Douglas A. McIntyre is the co-founder, chief executive officer and editor in chief of 24/7 Wall St. and 24/7 Tempo. He has held these jobs since 2006.

McIntyre has written thousands of articles for 24/7 Wall St. He is an expert on corporate finance, the automotive industry, media companies and international finance. He has edited articles on national demographics, sports, personal income and travel.

His work has been quoted or mentioned in The New York Times, The Wall Street Journal, Los Angeles Times, The Washington Post, NBC News, Time, The New Yorker, HuffPost USA Today, Business Insider, Yahoo, AOL, MarketWatch, The Atlantic, Bloomberg, New York Post, Chicago Tribune, Forbes, The Guardian and many other major publications. McIntyre has been a guest on CNBC, the BBC and television and radio stations across the country.

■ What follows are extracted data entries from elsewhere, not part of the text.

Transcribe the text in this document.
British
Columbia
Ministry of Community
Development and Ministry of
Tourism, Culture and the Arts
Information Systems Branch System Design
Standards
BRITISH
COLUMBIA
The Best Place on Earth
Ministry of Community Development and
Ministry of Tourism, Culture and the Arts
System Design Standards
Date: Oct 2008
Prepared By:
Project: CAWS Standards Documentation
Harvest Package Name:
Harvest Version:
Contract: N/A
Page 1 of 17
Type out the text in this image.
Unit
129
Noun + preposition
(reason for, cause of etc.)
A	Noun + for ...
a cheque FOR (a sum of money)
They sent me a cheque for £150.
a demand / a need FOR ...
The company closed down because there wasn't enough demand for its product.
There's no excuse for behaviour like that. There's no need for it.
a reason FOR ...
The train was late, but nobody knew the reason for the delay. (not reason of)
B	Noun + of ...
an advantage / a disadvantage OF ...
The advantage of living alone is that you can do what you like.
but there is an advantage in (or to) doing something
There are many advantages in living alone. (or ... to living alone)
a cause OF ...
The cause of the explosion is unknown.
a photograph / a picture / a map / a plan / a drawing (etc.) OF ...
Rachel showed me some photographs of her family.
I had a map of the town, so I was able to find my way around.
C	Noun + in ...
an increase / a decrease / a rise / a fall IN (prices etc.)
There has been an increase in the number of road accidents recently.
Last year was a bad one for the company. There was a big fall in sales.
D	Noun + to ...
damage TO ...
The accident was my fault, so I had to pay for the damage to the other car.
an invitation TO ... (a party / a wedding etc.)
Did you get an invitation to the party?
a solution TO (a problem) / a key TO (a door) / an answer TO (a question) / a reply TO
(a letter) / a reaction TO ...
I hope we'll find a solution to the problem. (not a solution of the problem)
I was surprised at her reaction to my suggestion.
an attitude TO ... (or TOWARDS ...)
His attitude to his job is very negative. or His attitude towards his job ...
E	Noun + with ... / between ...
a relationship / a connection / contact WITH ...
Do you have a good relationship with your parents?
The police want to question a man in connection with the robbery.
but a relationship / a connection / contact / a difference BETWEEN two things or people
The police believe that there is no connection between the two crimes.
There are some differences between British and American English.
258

A magna cum laude graduate of Harvard College, McIntyre also was president of The Harvard Advocate. Founded in 1866, the Advocate is the oldest college publication in the United States.

TheStreet.com, Comps.com and Edgar Online are some of the public companies for which McIntyre served on the board of directors. He was a Vicinity Corporation board member when the company was sold to Microsoft in 2002. He served on the audit committees of some of these companies.

McIntyre has been the CEO of FutureSource, a provider of trading terminals and news to commodities and futures traders. He was president of Switchboard, the online phone directory company. He served as chairman and CEO of On2 Technologies, the video compression company that provided video compression software for Adobe’s Flash. Google bought On2 in 2009.